Consider the multiple linear regression model: \[ \mathbf{y} = \mathbf{X} \mathbf{b} + \mathbf{\epsilon}, \] where \(\mathbf{y}\)is an \(n \times 1\) (centered) vector, \(\mathbf{X}\) is an \(n \times p\) (column-centered) matrix, \(\mathbf{b}\) is the \(p \times 1\) vector of multiple regression coefficients, and \(\mathbf{\epsilon}\) is the error term. Assuming that individual-level data are not available, but instead the summary statistics from p simple linear regression are provided: \[ \hat{b}_j = (X_j^\intercal X_j)^{-1} X_j^\intercal \mathbf{y} \quad \hat{s}_j^2 = (nX_j^\intercal X_j)^{-1} (\mathbf{y} - X_j\hat{b}_j)^\intercal (\mathbf{y} - X_j\hat{b}_j) \] The RSS likelihood is \[ L(\mathbf{b};\mathbf{\hat{b}}, \hat{D}, \hat{R}) = N(\mathbf{\hat{b}}; \hat{D} \hat{R} \hat{D}^{-1} \mathbf{b}, \hat{D} \hat{R} \hat{D}), \] where \(\hat{d}_j^2 = \hat{s}_j^2 + \frac{\hat{b}_j^2}{n}\), \(\hat{D} = diag(\hat{d}_j)\), and \(\hat{R}\) is the estimated LD among SNPs in the population from which the genotypes were sampled.
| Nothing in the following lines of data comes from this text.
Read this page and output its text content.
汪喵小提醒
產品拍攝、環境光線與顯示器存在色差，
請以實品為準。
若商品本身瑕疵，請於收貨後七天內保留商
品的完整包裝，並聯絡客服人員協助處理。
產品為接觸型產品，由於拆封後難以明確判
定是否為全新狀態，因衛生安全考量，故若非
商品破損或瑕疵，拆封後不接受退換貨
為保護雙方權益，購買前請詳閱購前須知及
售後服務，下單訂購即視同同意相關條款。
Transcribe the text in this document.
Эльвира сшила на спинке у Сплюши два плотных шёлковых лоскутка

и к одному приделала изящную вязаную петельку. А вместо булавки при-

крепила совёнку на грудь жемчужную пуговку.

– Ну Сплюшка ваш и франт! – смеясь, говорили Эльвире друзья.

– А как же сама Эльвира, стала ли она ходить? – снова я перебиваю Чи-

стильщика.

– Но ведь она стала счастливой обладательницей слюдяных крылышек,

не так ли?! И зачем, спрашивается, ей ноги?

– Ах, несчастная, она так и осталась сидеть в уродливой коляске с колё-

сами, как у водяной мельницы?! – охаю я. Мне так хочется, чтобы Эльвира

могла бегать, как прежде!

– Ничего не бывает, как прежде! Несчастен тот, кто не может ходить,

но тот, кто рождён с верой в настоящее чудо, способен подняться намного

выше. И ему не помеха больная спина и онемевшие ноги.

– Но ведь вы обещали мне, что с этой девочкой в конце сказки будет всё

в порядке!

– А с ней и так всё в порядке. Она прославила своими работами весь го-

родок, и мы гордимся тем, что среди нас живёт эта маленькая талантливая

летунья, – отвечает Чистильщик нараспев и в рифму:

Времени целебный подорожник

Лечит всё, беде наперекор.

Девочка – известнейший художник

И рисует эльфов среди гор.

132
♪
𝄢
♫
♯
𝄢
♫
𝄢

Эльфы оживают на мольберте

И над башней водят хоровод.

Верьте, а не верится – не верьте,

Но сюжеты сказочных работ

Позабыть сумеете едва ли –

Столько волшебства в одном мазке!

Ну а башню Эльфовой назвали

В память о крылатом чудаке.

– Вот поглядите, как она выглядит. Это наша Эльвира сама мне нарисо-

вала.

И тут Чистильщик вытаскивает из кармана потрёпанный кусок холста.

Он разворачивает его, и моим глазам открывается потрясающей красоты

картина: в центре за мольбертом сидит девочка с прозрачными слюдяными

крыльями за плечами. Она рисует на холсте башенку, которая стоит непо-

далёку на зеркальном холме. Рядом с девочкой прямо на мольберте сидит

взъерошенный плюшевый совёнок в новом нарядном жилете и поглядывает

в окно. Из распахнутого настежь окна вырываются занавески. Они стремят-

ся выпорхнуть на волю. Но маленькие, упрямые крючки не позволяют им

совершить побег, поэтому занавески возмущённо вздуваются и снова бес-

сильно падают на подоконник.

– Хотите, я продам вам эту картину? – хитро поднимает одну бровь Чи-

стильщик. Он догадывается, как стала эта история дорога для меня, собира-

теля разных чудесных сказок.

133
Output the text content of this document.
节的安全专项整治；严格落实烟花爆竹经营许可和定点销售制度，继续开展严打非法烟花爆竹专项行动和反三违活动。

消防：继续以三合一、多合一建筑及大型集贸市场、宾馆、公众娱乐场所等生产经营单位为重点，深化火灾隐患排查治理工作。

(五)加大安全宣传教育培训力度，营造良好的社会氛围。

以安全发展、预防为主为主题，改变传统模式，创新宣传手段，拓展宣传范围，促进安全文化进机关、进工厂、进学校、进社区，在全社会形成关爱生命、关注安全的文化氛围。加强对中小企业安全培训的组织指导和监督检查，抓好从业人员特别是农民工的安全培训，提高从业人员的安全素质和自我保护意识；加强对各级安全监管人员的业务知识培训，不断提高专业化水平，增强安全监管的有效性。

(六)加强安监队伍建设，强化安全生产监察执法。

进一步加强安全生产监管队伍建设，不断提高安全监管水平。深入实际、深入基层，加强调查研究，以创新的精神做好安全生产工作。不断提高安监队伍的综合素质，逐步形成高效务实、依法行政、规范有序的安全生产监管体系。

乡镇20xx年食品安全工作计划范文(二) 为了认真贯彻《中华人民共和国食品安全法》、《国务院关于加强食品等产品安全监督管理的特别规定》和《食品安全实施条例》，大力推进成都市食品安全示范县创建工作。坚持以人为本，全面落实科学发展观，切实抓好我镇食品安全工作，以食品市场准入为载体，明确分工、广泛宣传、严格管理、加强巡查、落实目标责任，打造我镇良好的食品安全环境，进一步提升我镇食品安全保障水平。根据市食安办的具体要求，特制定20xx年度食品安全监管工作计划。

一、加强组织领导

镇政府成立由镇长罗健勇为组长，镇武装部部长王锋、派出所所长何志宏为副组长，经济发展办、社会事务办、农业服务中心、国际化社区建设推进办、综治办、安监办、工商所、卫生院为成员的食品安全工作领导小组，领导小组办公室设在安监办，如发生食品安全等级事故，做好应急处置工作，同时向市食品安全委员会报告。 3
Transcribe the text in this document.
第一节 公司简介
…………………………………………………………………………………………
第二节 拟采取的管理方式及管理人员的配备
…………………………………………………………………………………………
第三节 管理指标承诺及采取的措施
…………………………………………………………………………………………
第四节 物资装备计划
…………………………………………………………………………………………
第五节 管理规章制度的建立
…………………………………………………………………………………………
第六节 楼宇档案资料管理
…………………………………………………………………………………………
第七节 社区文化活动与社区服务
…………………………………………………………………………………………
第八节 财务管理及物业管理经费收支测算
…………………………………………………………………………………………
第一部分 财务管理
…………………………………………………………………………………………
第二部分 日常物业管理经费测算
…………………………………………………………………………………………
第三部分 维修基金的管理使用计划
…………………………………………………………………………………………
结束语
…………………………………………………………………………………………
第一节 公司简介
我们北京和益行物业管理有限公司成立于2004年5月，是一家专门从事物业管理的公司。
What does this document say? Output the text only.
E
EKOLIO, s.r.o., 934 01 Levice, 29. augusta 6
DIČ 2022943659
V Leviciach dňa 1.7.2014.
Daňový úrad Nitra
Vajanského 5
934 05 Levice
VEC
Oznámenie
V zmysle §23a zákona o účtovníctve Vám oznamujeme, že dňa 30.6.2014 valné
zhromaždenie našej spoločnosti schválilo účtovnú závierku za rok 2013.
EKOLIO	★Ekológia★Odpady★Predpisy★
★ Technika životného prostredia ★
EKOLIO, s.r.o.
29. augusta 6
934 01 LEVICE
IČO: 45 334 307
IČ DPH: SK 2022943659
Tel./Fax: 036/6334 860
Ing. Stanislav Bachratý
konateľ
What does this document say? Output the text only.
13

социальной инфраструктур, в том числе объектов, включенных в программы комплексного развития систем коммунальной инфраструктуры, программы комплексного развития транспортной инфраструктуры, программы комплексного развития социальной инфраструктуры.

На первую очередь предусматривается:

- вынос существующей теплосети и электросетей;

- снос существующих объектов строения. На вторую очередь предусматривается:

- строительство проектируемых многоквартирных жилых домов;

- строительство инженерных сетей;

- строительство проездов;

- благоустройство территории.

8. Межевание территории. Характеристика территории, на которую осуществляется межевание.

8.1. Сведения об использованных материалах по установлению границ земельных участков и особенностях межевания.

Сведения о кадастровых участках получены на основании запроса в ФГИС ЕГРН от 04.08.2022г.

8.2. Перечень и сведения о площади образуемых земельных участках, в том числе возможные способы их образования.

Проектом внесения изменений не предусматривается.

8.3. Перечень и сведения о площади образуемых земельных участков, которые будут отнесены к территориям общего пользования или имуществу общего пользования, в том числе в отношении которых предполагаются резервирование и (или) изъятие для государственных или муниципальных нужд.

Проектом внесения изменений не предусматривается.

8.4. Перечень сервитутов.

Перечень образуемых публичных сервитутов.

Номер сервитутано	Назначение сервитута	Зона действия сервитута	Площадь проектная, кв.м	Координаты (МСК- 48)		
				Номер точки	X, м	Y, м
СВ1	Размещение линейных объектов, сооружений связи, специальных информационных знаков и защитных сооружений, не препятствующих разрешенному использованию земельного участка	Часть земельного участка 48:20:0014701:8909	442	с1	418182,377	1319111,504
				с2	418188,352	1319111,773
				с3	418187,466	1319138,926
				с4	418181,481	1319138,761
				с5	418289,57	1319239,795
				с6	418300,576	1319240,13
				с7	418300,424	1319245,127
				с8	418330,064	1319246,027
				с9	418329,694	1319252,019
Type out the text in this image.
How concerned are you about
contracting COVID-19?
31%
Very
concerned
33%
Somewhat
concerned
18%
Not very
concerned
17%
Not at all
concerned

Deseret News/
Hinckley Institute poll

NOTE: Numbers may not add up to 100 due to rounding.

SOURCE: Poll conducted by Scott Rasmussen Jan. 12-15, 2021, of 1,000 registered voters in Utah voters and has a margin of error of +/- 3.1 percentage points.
Note that \(\hat{d}_j^2 = \mathbf{y}^\intercal \mathbf{y}/(nX_j^\intercal X_j)\).
The prior assumes that \(\mathbf{b}\) is independent of \(R\) apriori, with the prior on \(b_j\) being a mixture of two normal distributions \[ b_j \sim \pi N(0, \sigma_B^2 + \sigma_P^2) + (1-\pi) N(0, \sigma_P^2), \] \[ \log \pi \sim \mathcal{U}(\log(1/p), 0) \quad h \sim \mathcal{U}(0,1) \quad \rho \sim \mathcal{U}(0,1), \] \[ \sigma_B^2(S) = h\rho \left( \pi \sum_{j=1}^{p} n^{-1} \hat{d}_j^{-2}\right) \quad \sigma_P^{2}(S) = h(1-\rho) \left(\sum_{j=1}^{p} n^{-1} \hat{d}_j^{-2}\right), \] Since \(nd_j^2 = \mathbf{y}^\intercal \mathbf{y}/X_j^\intercal X_j\), the prior on hyperparameters ensure that the effect sizes of both components do not depend on n, and have the same measurement unit as \(\mathbf{y}\). \(\rho = \frac{\pi\sigma_B^2}{\pi\sigma_B^2 + \sigma_P^2}\) represents the expected proportion of total genetic variation explained by the sparse component. \(h\) represents the proportion of total variation in \(\mathbf{y}\) explained by X.
Zhu, Xiang, and Matthew Stephens. 2017. “Bayesian Large-Scale Multiple Regression with Summary Statistics from Genome-Wide Association Studies.” The Annals of Applied Statistics 11 (3). NIH Public Access: 1561.